Di samping simulasi rutin, tempat penitipan anak dan sekolah-sekolah
di Jepang juga memperkenalkan bencana serta penanggulangannya dengan media kamishibai alias pertunjukan dongeng
bergambar. Jadi, dalam cerita bergambar tersebut diceritakan bagaimana
terjadinya bencana dan langkah-langkah yang harus dilakukan, misalnya
berlindung di bawah meja, mematikan kompor, dan sebagainya. Kamishibai yang diberikan sejak kecil
dan terus-menerus ini membuat orang Jepang lebih siap menghadapi bencana.

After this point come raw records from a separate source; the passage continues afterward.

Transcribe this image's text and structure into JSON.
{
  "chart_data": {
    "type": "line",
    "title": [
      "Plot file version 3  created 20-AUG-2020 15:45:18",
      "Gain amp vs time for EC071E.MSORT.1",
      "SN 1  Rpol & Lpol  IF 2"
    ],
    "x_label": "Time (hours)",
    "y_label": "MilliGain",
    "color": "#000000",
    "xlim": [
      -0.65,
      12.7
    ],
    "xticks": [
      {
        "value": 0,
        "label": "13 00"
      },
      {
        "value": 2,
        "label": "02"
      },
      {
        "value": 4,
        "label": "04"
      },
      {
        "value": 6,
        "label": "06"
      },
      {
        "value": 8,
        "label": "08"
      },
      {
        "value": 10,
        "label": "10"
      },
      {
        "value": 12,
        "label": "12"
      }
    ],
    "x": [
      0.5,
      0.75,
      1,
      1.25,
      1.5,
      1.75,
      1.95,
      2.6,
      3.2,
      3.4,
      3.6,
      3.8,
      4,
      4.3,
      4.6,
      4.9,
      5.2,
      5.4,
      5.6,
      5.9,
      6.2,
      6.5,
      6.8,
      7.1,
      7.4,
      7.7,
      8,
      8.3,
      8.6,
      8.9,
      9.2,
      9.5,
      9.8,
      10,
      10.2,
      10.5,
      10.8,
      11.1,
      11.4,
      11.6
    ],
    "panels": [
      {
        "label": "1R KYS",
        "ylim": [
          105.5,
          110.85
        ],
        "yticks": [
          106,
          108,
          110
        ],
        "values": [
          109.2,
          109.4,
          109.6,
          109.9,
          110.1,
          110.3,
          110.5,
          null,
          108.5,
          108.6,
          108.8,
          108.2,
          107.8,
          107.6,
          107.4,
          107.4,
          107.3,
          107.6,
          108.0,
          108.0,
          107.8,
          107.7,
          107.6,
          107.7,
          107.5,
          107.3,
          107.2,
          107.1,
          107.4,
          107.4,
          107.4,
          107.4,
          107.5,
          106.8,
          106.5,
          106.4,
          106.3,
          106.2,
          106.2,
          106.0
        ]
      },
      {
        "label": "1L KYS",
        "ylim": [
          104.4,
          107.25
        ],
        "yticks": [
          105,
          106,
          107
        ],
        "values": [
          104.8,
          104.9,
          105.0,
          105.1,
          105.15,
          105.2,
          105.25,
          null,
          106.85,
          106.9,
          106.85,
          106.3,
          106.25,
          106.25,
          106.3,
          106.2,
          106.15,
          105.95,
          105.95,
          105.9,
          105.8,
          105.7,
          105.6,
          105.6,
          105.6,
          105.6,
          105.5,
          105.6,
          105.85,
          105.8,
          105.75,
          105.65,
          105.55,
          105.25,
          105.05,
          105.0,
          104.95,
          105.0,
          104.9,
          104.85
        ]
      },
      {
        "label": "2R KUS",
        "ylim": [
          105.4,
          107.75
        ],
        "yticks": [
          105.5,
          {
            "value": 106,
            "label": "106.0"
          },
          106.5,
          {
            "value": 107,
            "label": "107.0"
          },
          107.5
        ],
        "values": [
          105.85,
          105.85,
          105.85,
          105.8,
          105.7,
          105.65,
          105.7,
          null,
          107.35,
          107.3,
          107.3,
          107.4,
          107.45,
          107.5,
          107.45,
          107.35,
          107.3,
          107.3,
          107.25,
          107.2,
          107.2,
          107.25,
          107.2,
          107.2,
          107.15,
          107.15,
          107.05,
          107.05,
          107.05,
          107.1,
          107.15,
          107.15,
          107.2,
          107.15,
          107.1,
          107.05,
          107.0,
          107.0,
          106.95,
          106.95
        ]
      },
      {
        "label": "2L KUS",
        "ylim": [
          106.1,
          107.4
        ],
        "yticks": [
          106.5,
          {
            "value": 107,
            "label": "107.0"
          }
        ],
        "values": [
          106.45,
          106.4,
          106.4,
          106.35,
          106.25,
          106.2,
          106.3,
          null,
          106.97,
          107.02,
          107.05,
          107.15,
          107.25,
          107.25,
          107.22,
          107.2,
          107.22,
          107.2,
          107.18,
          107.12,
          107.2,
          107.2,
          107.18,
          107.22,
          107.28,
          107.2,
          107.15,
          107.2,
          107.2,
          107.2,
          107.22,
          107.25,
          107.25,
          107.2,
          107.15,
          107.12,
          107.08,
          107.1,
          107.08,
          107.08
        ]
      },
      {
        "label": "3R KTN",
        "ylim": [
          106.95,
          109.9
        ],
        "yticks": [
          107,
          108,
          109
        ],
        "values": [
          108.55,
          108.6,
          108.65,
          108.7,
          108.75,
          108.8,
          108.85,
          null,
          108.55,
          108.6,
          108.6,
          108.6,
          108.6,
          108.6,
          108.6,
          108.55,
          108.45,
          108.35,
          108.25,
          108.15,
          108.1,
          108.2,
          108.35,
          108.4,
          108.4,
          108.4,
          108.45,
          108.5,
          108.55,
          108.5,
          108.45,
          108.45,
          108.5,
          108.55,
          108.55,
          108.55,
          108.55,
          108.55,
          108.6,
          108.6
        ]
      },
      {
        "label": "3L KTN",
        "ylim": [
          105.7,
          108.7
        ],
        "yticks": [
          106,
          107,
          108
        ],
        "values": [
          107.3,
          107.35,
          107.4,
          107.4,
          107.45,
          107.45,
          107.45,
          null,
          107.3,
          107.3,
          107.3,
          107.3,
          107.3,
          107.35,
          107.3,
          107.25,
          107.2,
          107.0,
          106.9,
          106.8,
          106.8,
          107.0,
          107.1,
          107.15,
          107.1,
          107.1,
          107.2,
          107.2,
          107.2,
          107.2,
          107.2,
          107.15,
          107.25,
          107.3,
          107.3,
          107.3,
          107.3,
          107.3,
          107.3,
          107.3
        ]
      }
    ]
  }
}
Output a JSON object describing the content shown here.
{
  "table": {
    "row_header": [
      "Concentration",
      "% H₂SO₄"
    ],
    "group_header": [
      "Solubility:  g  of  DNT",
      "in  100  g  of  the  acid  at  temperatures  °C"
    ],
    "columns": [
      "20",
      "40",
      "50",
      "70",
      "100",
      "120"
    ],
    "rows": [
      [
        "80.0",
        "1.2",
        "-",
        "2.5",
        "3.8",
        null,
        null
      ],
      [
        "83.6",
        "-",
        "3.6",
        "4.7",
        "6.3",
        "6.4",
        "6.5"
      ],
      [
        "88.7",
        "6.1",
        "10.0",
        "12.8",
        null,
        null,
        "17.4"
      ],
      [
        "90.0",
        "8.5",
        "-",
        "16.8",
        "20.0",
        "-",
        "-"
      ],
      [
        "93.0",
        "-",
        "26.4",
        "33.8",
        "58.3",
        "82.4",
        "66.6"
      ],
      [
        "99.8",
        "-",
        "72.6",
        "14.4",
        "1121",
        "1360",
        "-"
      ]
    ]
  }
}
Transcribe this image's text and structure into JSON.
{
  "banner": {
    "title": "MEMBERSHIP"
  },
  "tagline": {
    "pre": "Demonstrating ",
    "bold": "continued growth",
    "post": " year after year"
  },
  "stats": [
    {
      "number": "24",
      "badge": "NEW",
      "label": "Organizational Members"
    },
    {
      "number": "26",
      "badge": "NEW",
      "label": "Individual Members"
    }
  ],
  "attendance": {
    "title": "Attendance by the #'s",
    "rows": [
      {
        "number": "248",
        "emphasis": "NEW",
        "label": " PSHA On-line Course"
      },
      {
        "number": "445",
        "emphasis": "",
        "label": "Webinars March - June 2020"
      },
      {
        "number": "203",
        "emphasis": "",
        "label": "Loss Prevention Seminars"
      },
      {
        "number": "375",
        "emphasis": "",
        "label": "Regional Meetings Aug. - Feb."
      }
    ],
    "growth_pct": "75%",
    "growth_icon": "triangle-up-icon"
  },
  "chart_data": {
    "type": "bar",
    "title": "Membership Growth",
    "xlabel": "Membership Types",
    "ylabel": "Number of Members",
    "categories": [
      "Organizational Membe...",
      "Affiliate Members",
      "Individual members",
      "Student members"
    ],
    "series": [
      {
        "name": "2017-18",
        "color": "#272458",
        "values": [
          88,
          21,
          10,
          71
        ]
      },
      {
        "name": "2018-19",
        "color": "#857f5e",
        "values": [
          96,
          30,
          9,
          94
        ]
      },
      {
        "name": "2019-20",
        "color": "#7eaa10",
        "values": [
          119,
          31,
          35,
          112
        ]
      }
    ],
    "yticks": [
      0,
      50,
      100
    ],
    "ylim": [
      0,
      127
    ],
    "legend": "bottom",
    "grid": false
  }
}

Sebagai negara yang juga rawan bencana, menurutku Indonesia juga perlu
mengajarkan hal semacam ini. Dengan penyampaian yang ringan (dalam bentuk
dongeng) dan terus menerus, hal tersebut akan lebih mudah tertanam dalam
pikiran anak-anak sampai mereka dewasa.
Selain hal-hal yang kusebutkan di atas, masih banyak ‘pelajaran’ yang
bisa kita ambil dari buku ini. Ada banyak cerita penuh hikmah dalam buku
setebal 232 halaman ini. Oh, ya. Ada satu yang membuatku heran. Saat membaca
buku ini aku bisa sampai menangis, padahal kalimat dalam buku ini tidak
mendayu-dayu. Biasa saja. Namun, mungkin mereka menulisnya ‘dengan hati’, jadi
pesan mereka pun ‘sampai ke hati’.
orang jepang memang paling siap dalam menghadapi gempa dibandingkan negara negara lain diseluruh dunia... semua sekolah sudah mengajarkan caranya... keren banget ya... semoga negara kita bsia seperti itu juga..
BalasHapusYup, patut dijadikan panutan dalam menghadapi bencana.
HapusCool... dulu aku gempa, gak tau mau ngapain... malah ndekem di rumah. Padahal kan harusnya keluar... perlu banget tuh simulasi/perkenalan gempa...
BalasHapusHo'oh, Na. Kita yang gak pernah dikasih simulasi jadinya kaget dan gak tahu mau ngapain. Padahal, negara kita, kan, rawan gempa.